Originally posted by pandaboy at 15-5-2010 07:10
HK did just fine even when China was closed. I am not to sure though how hk will do if China falls though.
HK always relied on China even from its inception in the 1842. The only time that HK was delinked from China was in the 2 decades after the CCP had taken over China. At that time, HK received an influx of refugees, mainly poor desolate people who had lost everything. Some Shanghainese industrialists set up factories in HK and made use of the cheap labour.. The major output was plastic flowers and hair pieces. There was a lot of poverty in the 50's and 60's and life was appalling so, pandaboy, if you think a factory job is considered doing fine, I rest my case.
In the early 70's it was property and stock market speculation and when that fizzled out after the crash of 1973, HK started to rely heavily on China again, tapping goods made in China. After President Nixon's historic visit to Bejing in 1972, the US had slowly opened up trade with China and yes, HK acted as the middleman. Gradually, this relationship with China got stronger and HK was used for raising capital for Chinese infrastructure projects. After Deng Xiao Peng created free trade economic zones in China in 1978, HK companies gradually used China as a manufacturing base, first in Shenzhen then in Dongguan. As a result, there was a lot of economic activity and more banks started opening in HK in the 80's and 90's.

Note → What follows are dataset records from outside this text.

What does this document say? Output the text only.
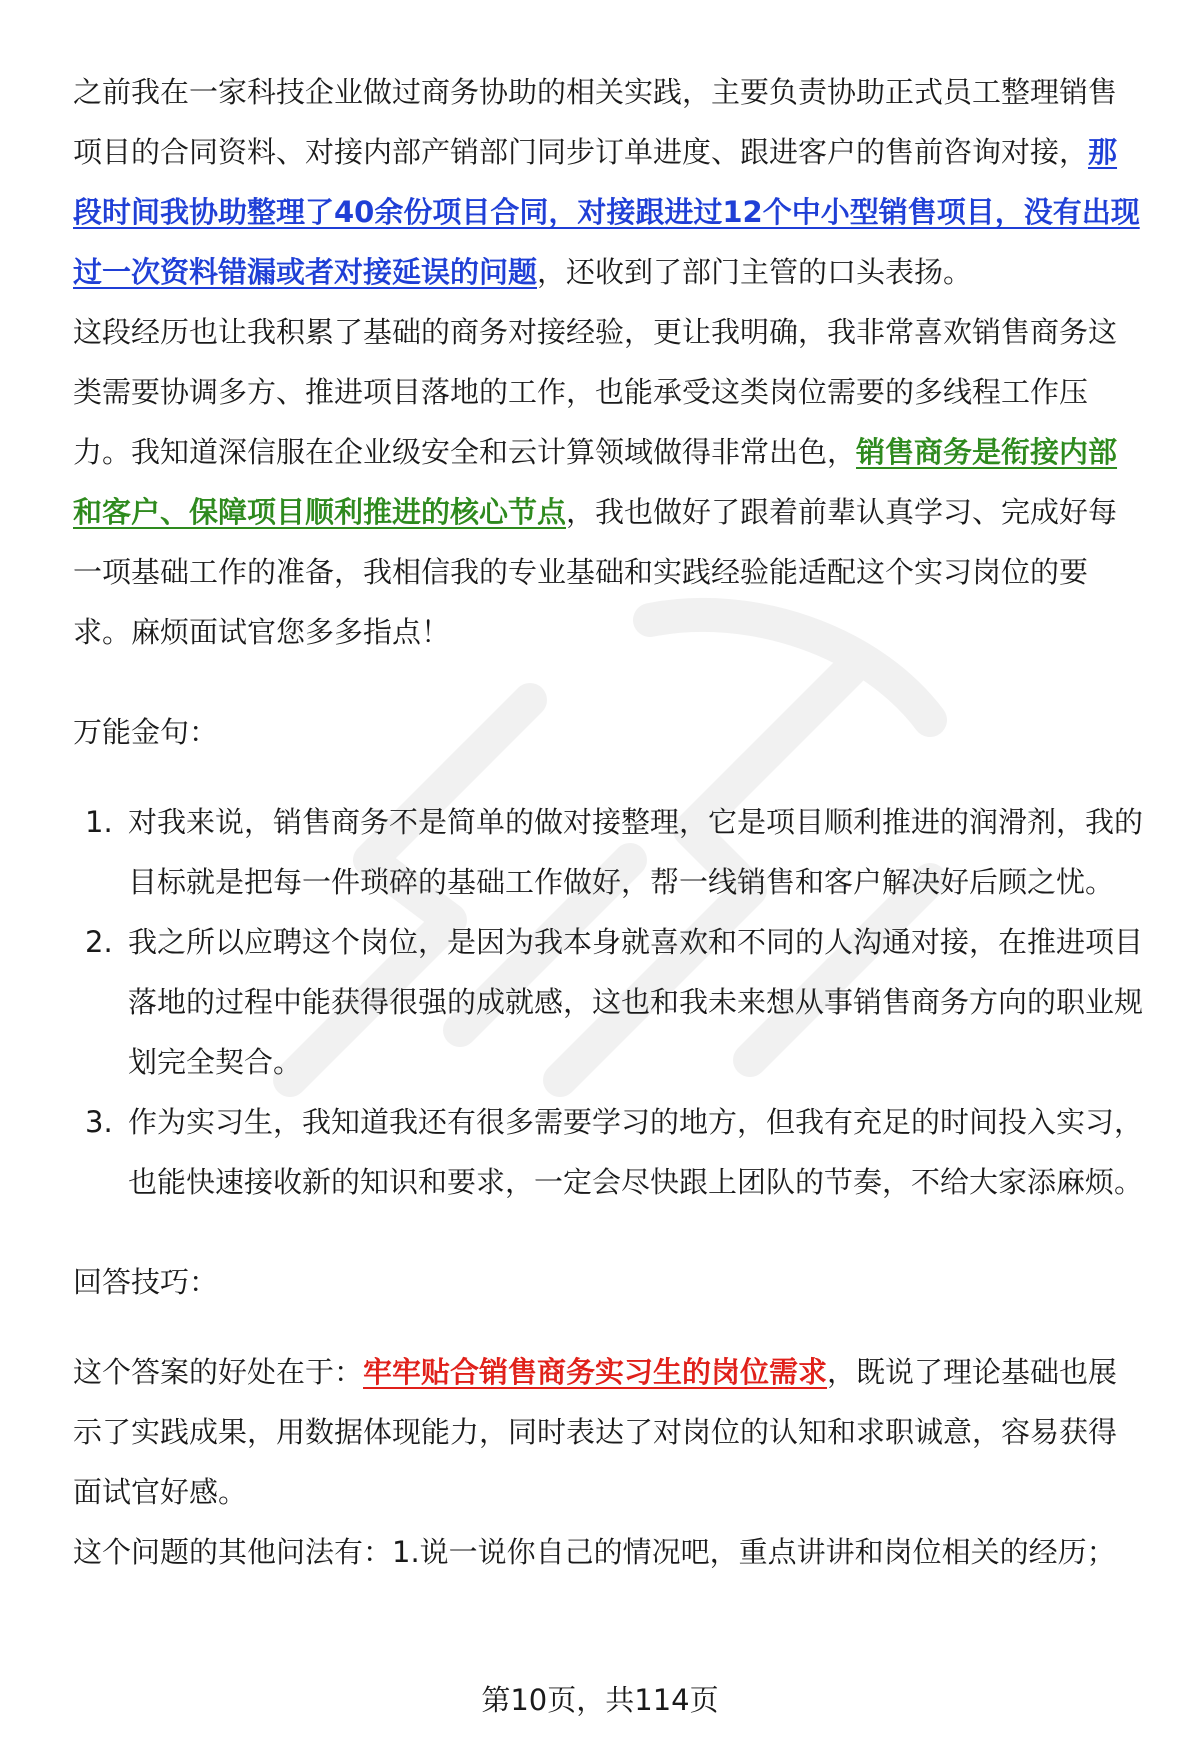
之前我在一家科技企业做过商务协助的相关实践，主要负责协助正式员工整理销售项目的合同资料、对接内部产销部门同步订单进度、跟进客户的售前咨询对接，那段时间我协助整理了40余份项目合同，对接跟进过12个中小型销售项目，没有出现过一次资料错漏或者对接延误的问题，还收到了部门主管的口头表扬。

这段经历也让我积累了基础的商务对接经验，更让我明确，我非常喜欢销售商务这类需要协调多方、推进项目落地的工作，也能承受这类岗位需要的多线程工作压力。我知道深信服在企业级安全和云计算领域做得非常出色，销售商务是衔接内部和客户、保障项目顺利推进的核心节点，我也做好了跟着前辈认真学习、完成好每一项基础工作的准备，我相信我的专业基础和实践经验能适配这个实习岗位的要求。麻烦面试官您多多指点！

万能金句：

1. 对我来说，销售商务不是简单的做对接整理，它是项目顺利推进的润滑剂，我的目标就是把每一件琐碎的基础工作做好，帮一线销售和客户解决好后顾之忧。
2. 我之所以应聘这个岗位，是因为我本身就喜欢和不同的人沟通对接，在推进项目落地的过程中能获得很强的成就感，这也和我未来想从事销售商务方向的职业规划完全契合。
3. 作为实习生，我知道我还有很多需要学习的地方，但我有充足的时间投入实习，也能快速接收新的知识和要求，一定会尽快跟上团队的节奏，不给大家添麻烦。

回答技巧：

这个答案的好处在于：牢牢贴合销售商务实习生的岗位需求，既说了理论基础也展示了实践成果，用数据体现能力，同时表达了对岗位的认知和求职诚意，容易获得面试官好感。

这个问题的其他问法有：1.说一说你自己的情况吧，重点讲讲和岗位相关的经历；

第10页，共114页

Today, HK is not very effective as a middleman because China can deal directly with the US and other countries. The only thing HK has left is its legal infrastructure and banks which the Chinese still need. The only way for HK to prosper now is to rely on rich mainlanders who buy expensive properties, use HK's banks and go shopping for expensive brands, art and jewelry. In fact, the entire region relies on China in some way or other. Take Singapore for instance, their property boom was first fueled by rich Indonesians and Malaysians and now mainly by the Chinese.
Think HK would collapse without China because the greatest property bubble is not China but HK itself. Don't think prime retail properties anywhere else in the world would cost US$150 per square foot to rent per month or a luxury residential properties selling for over US$10,000 per sq foot!